There are several advantages to this approach. First, it allows detection of the vast majority of coding sequences and, thus, is more universal than the CpG island approach. Second, it is not dependent on actual gene expression and, thus, avoids all of the problems inherent in low level or restricted transcript distributions. The major problem with this approach is that the YAC clone must be subdivided into much smaller pieces that need to be tested individually for hybridization, and once a positive result is obtained, further subcloning and analysis is required. Consequently, the examination of a several hundred kilobase contig by this approach can be extremely tedious and time consuming.

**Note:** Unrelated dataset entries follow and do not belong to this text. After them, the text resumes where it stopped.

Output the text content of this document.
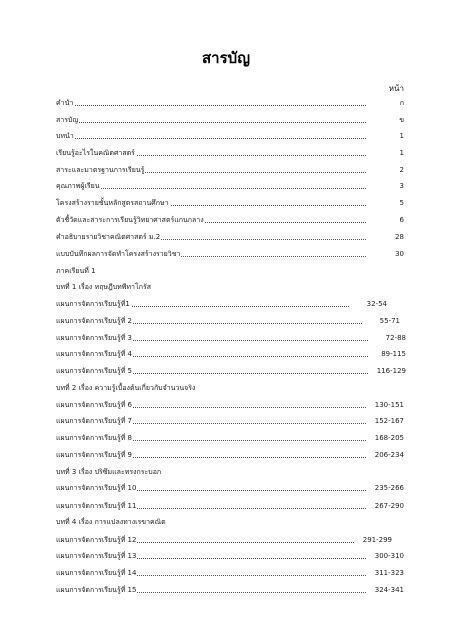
สารบัญ
หน้า
คำนำ	ก
สารบัญ	ข
บทนำ	1
เรียนรู้อะไรในคณิตศาสตร์	1
สาระและมาตรฐานการเรียนรู้	2
คุณภาพผู้เรียน	3
โครงสร้างรายชั้นหลักสูตรสถานศึกษา	5
ตัวชี้วัดและสาระการเรียนรู้วิทยาศาสตร์แกนกลาง	6
คำอธิบายรายวิชาคณิตศาสตร์ ม.2	28
แบบบันทึกผลการจัดทำโครงสร้างรายวิชา	30
ภาคเรียนที่ 1
บทที่ 1 เรื่อง ทฤษฎีบทพีทาโกรัส
แผนการจัดการเรียนรู้ที่1	32-54
แผนการจัดการเรียนรู้ที่ 2	55-71
แผนการจัดการเรียนรู้ที่ 3	72-88
แผนการจัดการเรียนรู้ที่ 4	89-115
แผนการจัดการเรียนรู้ที่ 5	116-129
บทที่ 2 เรื่อง ความรู้เบื้องต้นเกี่ยวกับจำนวนจริง
แผนการจัดการเรียนรู้ที่ 6	130-151
แผนการจัดการเรียนรู้ที่ 7	152-167
แผนการจัดการเรียนรู้ที่ 8	168-205
แผนการจัดการเรียนรู้ที่ 9	206-234
บทที่ 3 เรื่อง ปริซึมและทรงกระบอก
แผนการจัดการเรียนรู้ที่ 10	235-266
แผนการจัดการเรียนรู้ที่ 11	267-290
บทที่ 4 เรื่อง การแปลงทางเรขาคณิต
แผนการจัดการเรียนรู้ที่ 12	291-299
แผนการจัดการเรียนรู้ที่ 13	300-310
แผนการจัดการเรียนรู้ที่ 14	311-323
แผนการจัดการเรียนรู้ที่ 15	324-341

As sequencing becomes more highly automated and more accurate, the feasibility of stepping nucleotide by nucleotide across an entire YAC clone becomes more and more realistic. The basic approach would be to begin sequencing across the insert from both sides with initial primers facing in from the two YAC arms. The maximum amount of sequence possible would be obtained by moving away from these two primers and then a short segment at the end of each would be used to design a new primer for the next step in sequencing. This process would be repeated over and over until overlap was reached in the middle of the clone. If, with improvements in technology, it becomes possible to read 1,000 bases of sequence in any single run, then each step in this procedure would provide 2 kb of information. In total, 150 steps would be required for a single pass over the complete sequence of a 300 kb clone. This is certainly not a feasible approach in 1993, but the pace of technology is such that it may well be possible within in the next 5 years.
With a long-range sequence, it becomes possible to use computational methods alone to ferret out coding regions. Sophisticated computer programs based on neural nets have been developed that can identify 90% of all exons with a twenty percent false positive rate as of 1993 (Forrest, 1993; Jan and Jan, 1993; Little, 1993; Martin et al., 1993). Once a putative exon has been identified, it can be used as a probe to search for the tissue in which its expression takes place, and with further studies, it becomes possible to identify the remaining portions of the transcription unit with which it is associated.